No obstante, el ser tiene otra capacidad, más allá de la sensoria: la reflexión sobre lo que siente y la reflexión sobre lo que piensa, así razón y juicio se integran a la dialéctica del conocer. Los juicios falsos se alejan de la esfera de la ciencia, mientras los juicios verdaderos deben complementarse con una explicación; sí descriptiva del objeto en sí, y también explicativa del tipo de relaciones fenoménicas que ese objeto establece con el sujeto cognoscente.  Tenemos dos tipos de conocimiento: el experencial y el lógico o conceptual.
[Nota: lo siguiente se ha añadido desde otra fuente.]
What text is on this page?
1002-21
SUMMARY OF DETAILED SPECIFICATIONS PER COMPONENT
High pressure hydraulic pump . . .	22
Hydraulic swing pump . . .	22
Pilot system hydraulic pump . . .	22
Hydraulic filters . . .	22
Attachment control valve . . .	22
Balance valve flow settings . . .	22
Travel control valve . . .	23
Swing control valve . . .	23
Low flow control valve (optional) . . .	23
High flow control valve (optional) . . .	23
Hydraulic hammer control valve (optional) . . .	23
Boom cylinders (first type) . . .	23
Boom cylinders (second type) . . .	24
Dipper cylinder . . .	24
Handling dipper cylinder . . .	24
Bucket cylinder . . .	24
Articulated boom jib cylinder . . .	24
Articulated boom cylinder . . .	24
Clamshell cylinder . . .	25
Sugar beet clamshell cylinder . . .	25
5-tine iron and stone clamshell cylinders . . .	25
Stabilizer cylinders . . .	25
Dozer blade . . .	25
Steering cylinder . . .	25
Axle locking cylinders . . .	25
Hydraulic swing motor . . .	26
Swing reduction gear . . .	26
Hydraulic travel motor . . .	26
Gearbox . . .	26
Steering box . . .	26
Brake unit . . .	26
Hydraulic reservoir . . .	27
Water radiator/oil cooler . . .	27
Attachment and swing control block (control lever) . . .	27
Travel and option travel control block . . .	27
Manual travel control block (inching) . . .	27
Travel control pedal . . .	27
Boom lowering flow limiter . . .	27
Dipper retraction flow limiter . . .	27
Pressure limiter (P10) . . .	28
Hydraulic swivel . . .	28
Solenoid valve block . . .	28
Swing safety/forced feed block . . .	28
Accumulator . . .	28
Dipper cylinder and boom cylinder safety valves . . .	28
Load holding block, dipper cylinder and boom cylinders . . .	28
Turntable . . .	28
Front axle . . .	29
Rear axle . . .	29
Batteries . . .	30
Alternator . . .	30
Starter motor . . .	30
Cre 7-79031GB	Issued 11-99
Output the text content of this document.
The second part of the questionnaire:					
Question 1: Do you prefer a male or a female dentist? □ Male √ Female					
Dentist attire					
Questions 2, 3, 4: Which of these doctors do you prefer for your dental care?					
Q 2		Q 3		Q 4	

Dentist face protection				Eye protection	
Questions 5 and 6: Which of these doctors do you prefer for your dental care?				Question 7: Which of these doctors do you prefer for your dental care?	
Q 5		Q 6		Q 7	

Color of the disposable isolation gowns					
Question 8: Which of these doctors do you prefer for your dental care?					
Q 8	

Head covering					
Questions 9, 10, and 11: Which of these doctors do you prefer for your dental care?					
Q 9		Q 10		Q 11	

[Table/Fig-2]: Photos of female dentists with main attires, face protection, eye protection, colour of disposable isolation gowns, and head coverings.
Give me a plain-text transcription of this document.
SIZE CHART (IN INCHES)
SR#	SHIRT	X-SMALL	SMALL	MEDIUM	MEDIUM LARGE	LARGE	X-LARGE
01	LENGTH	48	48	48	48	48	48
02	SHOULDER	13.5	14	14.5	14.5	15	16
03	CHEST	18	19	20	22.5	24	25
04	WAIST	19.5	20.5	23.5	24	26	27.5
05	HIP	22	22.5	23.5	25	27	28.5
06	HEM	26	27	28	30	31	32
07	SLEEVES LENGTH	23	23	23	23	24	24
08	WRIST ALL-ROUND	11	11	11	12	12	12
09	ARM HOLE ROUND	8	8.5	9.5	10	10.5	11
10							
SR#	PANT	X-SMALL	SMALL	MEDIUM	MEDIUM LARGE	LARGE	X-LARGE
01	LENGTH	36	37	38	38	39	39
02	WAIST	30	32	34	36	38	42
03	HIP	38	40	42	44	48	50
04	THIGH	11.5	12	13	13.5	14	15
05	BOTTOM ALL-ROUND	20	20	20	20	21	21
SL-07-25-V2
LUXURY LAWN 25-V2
Aún así, razón, sensación y juicio pueden ser falsos, al no describir al objeto al que se refieren, o generalizar una descripción a otros objetos no correspondientes al observado, o bien, al usar los juicios para convencer y no para explicar la cosa en sí.  La ciencia supone el reconocimiento de las diferencias, a partir de las cuales se intuyen relaciones específicas y características intrínsecas del objeto de conocimiento.

Pero ¿qué descripciones importan a la ciencia?, hay un saber utilitario: los oficios que transforman las cosas en algo práctico, pero la ciencia busca describir la cosa en sí, esto es sencillo como el barro y complicado como los dolores de parto, ya que Sócrates habla de la epistemología como un proceso ontogénico entre la duda, la confusión y la sublime certeza efímera y cambiante, porque lo que se ha aprendido y conocido por los sentidos y por lo tanto resguardado en la memoria, ya no puede considerarse lo mismo que el sujeto describe en un momento diferente al momento de la experiencia directa. 

Porque los cambios se producen sin detenerse en un infinito activo y a la vez inaprensible por el tiempo y el espacio experencial, pero lo que hace a un hombre sabio es su capacidad de mostrar lo bello y bueno de las cosas a otro hombre que por su ignorancia es incapaz de percibir ese estado inmanente de las cosas.